Title II's Full-‘Throttle’ History

Author: 
Coverage Type: 

[Commentary] On June 12, the Federal Communications Commission was empowered to start enforcing its new Title II-based network-neutrality rules after a federal court denied a last-minute stay request. That raised the question of how “throttling” became the term of art for what was referred to as “unreasonable discrimination” in the FCC’s 2010 order, and what’s been referred to generally as “degrading” -- as in “no blocking or degrading or paid prioritization” -- in network-neutrality debate parlance.

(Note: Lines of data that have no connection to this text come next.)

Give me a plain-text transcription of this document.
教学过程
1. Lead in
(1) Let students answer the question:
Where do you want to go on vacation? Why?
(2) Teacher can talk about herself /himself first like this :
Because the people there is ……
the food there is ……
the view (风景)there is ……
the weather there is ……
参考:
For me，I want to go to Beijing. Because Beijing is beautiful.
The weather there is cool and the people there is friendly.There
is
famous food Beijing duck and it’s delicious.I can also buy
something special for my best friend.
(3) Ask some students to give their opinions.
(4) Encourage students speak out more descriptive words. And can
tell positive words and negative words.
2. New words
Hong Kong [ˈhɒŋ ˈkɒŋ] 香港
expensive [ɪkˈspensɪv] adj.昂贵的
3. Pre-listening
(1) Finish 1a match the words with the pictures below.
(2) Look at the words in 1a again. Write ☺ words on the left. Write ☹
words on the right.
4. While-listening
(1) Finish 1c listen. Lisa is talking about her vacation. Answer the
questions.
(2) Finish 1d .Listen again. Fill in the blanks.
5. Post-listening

The migration from “unreasonable discrimination” made sense because the court frowned on the language, but “degrading” didn’t appear to have been undercut as a catch-all. The term “throttling” has always been around, said Tim Karr, senior director of strategy at Free Press and a veteran of the network-neutrality wars. “[W]e have used all of these terms throughout the history of this debate, using whichever is more appropriate in describing a particular circumstance,” Karr said. But throttling’s stock has clearly risen since the first 2010 net-neutrality order. No lesser a net-neutrality term-of-art aficionado than Public Knowledge’s Harold Feld -- who, like Karr, has been a net-neutrality proponent for years -- pronounced it a “good question.” Feld said he thinks it dates from the reaction to wireless carriers’ usage plans -- wireless broadband is now regulated under the net-neutrality rules, so it would make sense for the catch-all phrase to have morphed as well. Whatever you call it, cable operators wish the definition excluded Title II.